Wilde snorted. “There’s a face badly in need of a fist.”
Conan Doyle chortled at Wilde’s quip and continued reading. “‘The Right Honorable Judge Robert Jordan; Sir Lionel Ransome, financier; Retired Admiral Peregrine Windlesham; Tarquin Hogg, president of the Bank of England; Tristram Oldfield, railroad magnate; George Hardcastle, owner of Oxton Coal…’”
He reached the stovepipe wearer, who was listed only as UNKNOWN. Seated next to the anonymous figure was a face he knew only too well.
“‘… and Lord Howell, Minister of War!’”
Conan Doyle dropped the paper to look at Wilde. “War minister? I could see a reason for the police commissioner, but what has a war minister to do with the issue of fog? It hardly seems a coincidence.”
Wilde sighed aloud. “Honestly, Arthur, I know that you and your confederates in the Society for Psychic Silliness do not believe in coincidences, but they do happen. My days are full of coincidences. I arrive at my table at The Savoy and there is always a chilled bottle of champagne and a plate of Oysters on Horseback waiting. You call it coincidence. I call it sterling service.”
“You could be right, Oscar. It could be a coincidence. The war minister’s photograph appears in the morning paper and by the evening he is assassinated.” Conan Doyle’s brown eyes swept the photograph. “But if another of the committee members were to be assassinated, then the odds of coincidence have just greatly fallen.”
Wilde chuckled. “A war minister? A judge? A banker? If you drew up a list of professions most likely to be assassinated they would all top the list. Who has never had a bank manager they would not wish to murder? I myself would happily strangle mine, would it not leave my many creditors orphaned and inconsolable.”

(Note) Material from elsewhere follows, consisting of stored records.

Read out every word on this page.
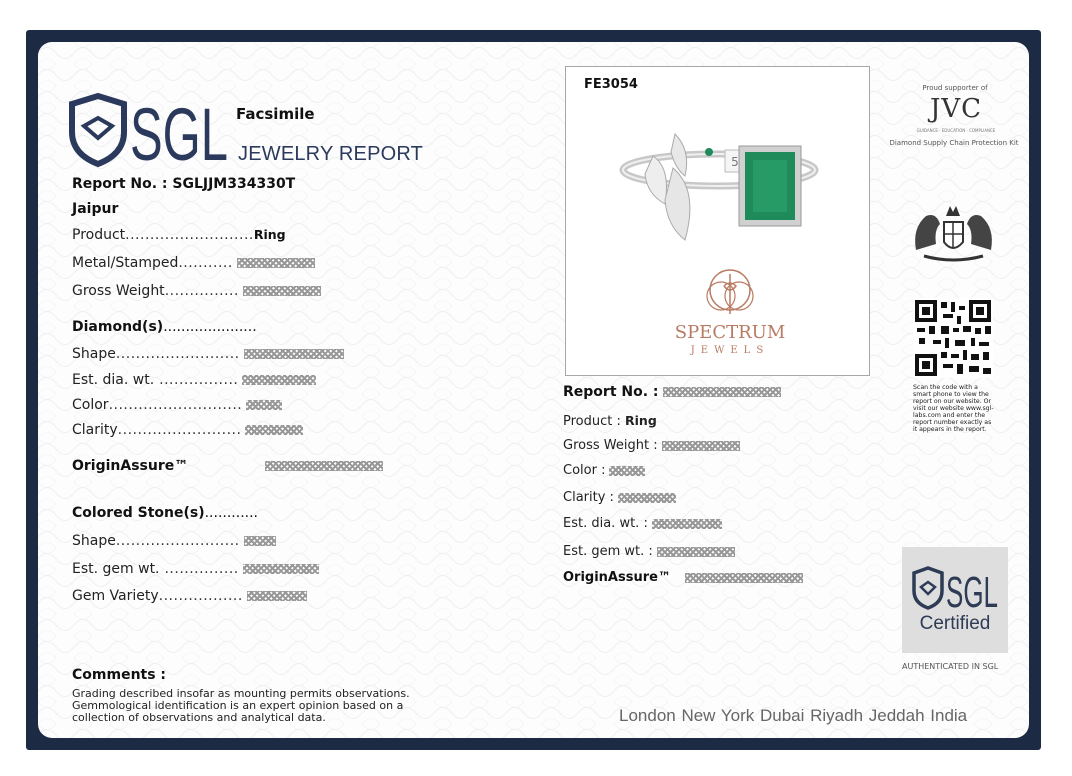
SGL Facsimile
JEWELRY REPORT
Report No. : SGLJJM334330T
Jaipur
Product..........................Ring
Metal/Stamped...........
Gross Weight...............
Diamond(s).....................
Shape.........................
Est. dia. wt. ................
Color...........................
Clarity.........................
OriginAssure™
Colored Stone(s)............
Shape.........................
Est. gem wt. ...............
Gem Variety.................
Comments :
Grading described insofar as mounting permits observations.
Gemmological identification is an expert opinion based on a
collection of observations and analytical data.
FE3054
5
SPECTRUM
JEWELS
Report No. :
Product : Ring
Gross Weight :
Color :
Clarity :
Est. dia. wt. :
Est. gem wt. :
OriginAssure™
Proud supporter of
JVC
GUIDANCE · EDUCATION · COMPLIANCE
Diamond Supply Chain Protection Kit
Scan the code with a smart phone to view the report on our website. Or visit our website www.sgl-labs.com and enter the report number exactly as it appears in the report.
SGL
Certified
AUTHENTICATED IN SGL
London New York Dubai Riyadh Jeddah India
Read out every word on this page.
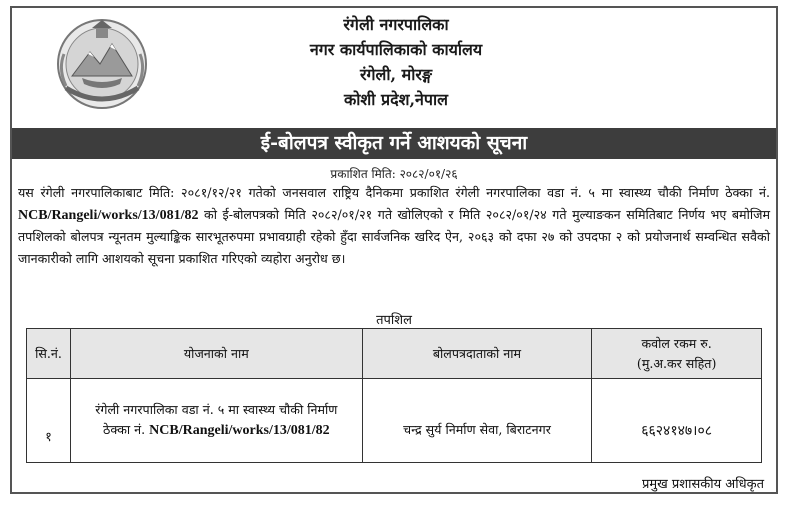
रंगेली नगरपालिका
नगर कार्यपालिकाको कार्यालय
रंगेली, मोरङ्ग
कोशी प्रदेश,नेपाल
ई-बोलपत्र स्वीकृत गर्ने आशयको सूचना
प्रकाशित मिति: २०८२/०१/२६
यस रंगेली नगरपालिकाबाट मिति: २०८१/१२/२१ गतेको जनसवाल राष्ट्रिय दैनिकमा प्रकाशित रंगेली नगरपालिका वडा नं. ५ मा स्वास्थ्य चौकी निर्माण ठेक्का नं. NCB/Rangeli/works/13/081/82 को ई-बोलपत्रको मिति २०८२/०१/२१ गते खोलिएको र मिति २०८२/०१/२४ गते मुल्याङकन समितिबाट निर्णय भए बमोजिम तपशिलको बोलपत्र न्यूनतम मुल्याङ्किक सारभूतरुपमा प्रभावग्राही रहेको हुँदा सार्वजनिक खरिद ऐन, २०६३ को दफा २७ को उपदफा २ को प्रयोजनार्थ सम्वन्धित सवैको जानकारीको लागि आशयको सूचना प्रकाशित गरिएको व्यहोरा अनुरोध छ।
तपशिल
सि.नं.	योजनाको नाम	बोलपत्रदाताको नाम	कवोल रकम रु.
(मु.अ.कर सहित)

१	रंगेली नगरपालिका वडा नं. ५ मा स्वास्थ्य चौकी निर्माण
ठेक्का नं. NCB/Rangeli/works/13/081/82	चन्द्र सुर्य निर्माण सेवा, बिराटनगर	६६२४१४७।०८
प्रमुख प्रशासकीय अधिकृत
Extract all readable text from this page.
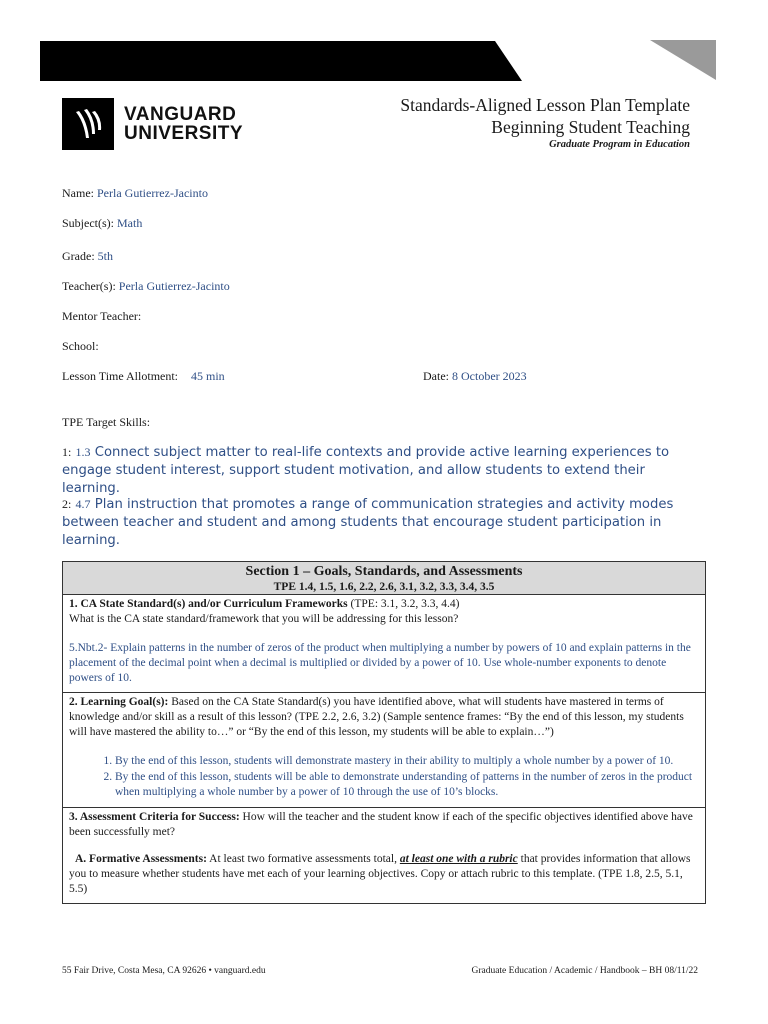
VANGUARD
UNIVERSITY
Standards-Aligned Lesson Plan Template
Beginning Student Teaching
Graduate Program in Education
Name: Perla Gutierrez-Jacinto
Subject(s): Math
Grade: 5th
Teacher(s): Perla Gutierrez-Jacinto
Mentor Teacher:
School:
Lesson Time Allotment: 45 min	Date: 8 October 2023
TPE Target Skills:
1: 1.3 Connect subject matter to real-life contexts and provide active learning experiences to engage student interest, support student motivation, and allow students to extend their learning.
2: 4.7 Plan instruction that promotes a range of communication strategies and activity modes between teacher and student and among students that encourage student participation in learning.
Section 1 – Goals, Standards, and Assessments
TPE 1.4, 1.5, 1.6, 2.2, 2.6, 3.1, 3.2, 3.3, 3.4, 3.5
1. CA State Standard(s) and/or Curriculum Frameworks (TPE: 3.1, 3.2, 3.3, 4.4)
What is the CA state standard/framework that you will be addressing for this lesson?
5.Nbt.2- Explain patterns in the number of zeros of the product when multiplying a number by powers of 10 and explain patterns in the placement of the decimal point when a decimal is multiplied or divided by a power of 10. Use whole-number exponents to denote powers of 10.
2. Learning Goal(s): Based on the CA State Standard(s) you have identified above, what will students have mastered in terms of knowledge and/or skill as a result of this lesson? (TPE 2.2, 2.6, 3.2) (Sample sentence frames: “By the end of this lesson, my students will have mastered the ability to…” or “By the end of this lesson, my students will be able to explain…”)
1. By the end of this lesson, students will demonstrate mastery in their ability to multiply a whole number by a power of 10.
2. By the end of this lesson, students will be able to demonstrate understanding of patterns in the number of zeros in the product when multiplying a whole number by a power of 10 through the use of 10’s blocks.
3. Assessment Criteria for Success: How will the teacher and the student know if each of the specific objectives identified above have been successfully met?
A. Formative Assessments: At least two formative assessments total, at least one with a rubric that provides information that allows you to measure whether students have met each of your learning objectives. Copy or attach rubric to this template. (TPE 1.8, 2.5, 5.1, 5.5)
55 Fair Drive, Costa Mesa, CA 92626 • vanguard.edu	Graduate Education / Academic / Handbook – BH 08/11/22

There was a long silence, finally broken by Conan Doyle. “I should like to speak to that poor Italian chap, Lord Howell’s valet. As the sole surviving witness, only he knows what really happened.”
Wilde fixed Conan Doyle with an abject stare. “You speak in jest, I hope. Commissioner Burke warned us in no uncertain terms about being caught meddling.”
Conan Doyle nodded grimly and tossed off the dregs of his brandy. “That is why it is imperative I am not caught.”
Wilde said nothing for several thoughtful moments, and then he, too, drained his champagne glass, dabbed his lips with a napkin, and set the glass aside. “You mean, that is why it is imperative we should not be caught.”
Conan Doyle threw his friend a quizzical look.
“I am not asking to be included, Arthur. I am insisting. Your tourist’s Italian is clearly insufficient. You are not negotiating the purchase of a gelato from a street vendor in Napoli. You are questioning a man on trial for murder. You shall require my services as translator.”
Conan Doyle mulled the offer and finally acquiesced with a nod. “Quite right, Oscar, your language skills are far superior to mine. Very well, shall we go tomorrow?”
“Not tomorrow. Perhaps Friday.”
“Why Friday?”
“I have been living at the club of late. I must return to Tite Street to spend a few days in the bosom of my family. I should like to dandle my boys upon my knee one final time before I am tossed into the deepest, darkest, dankest cell in Newgate.”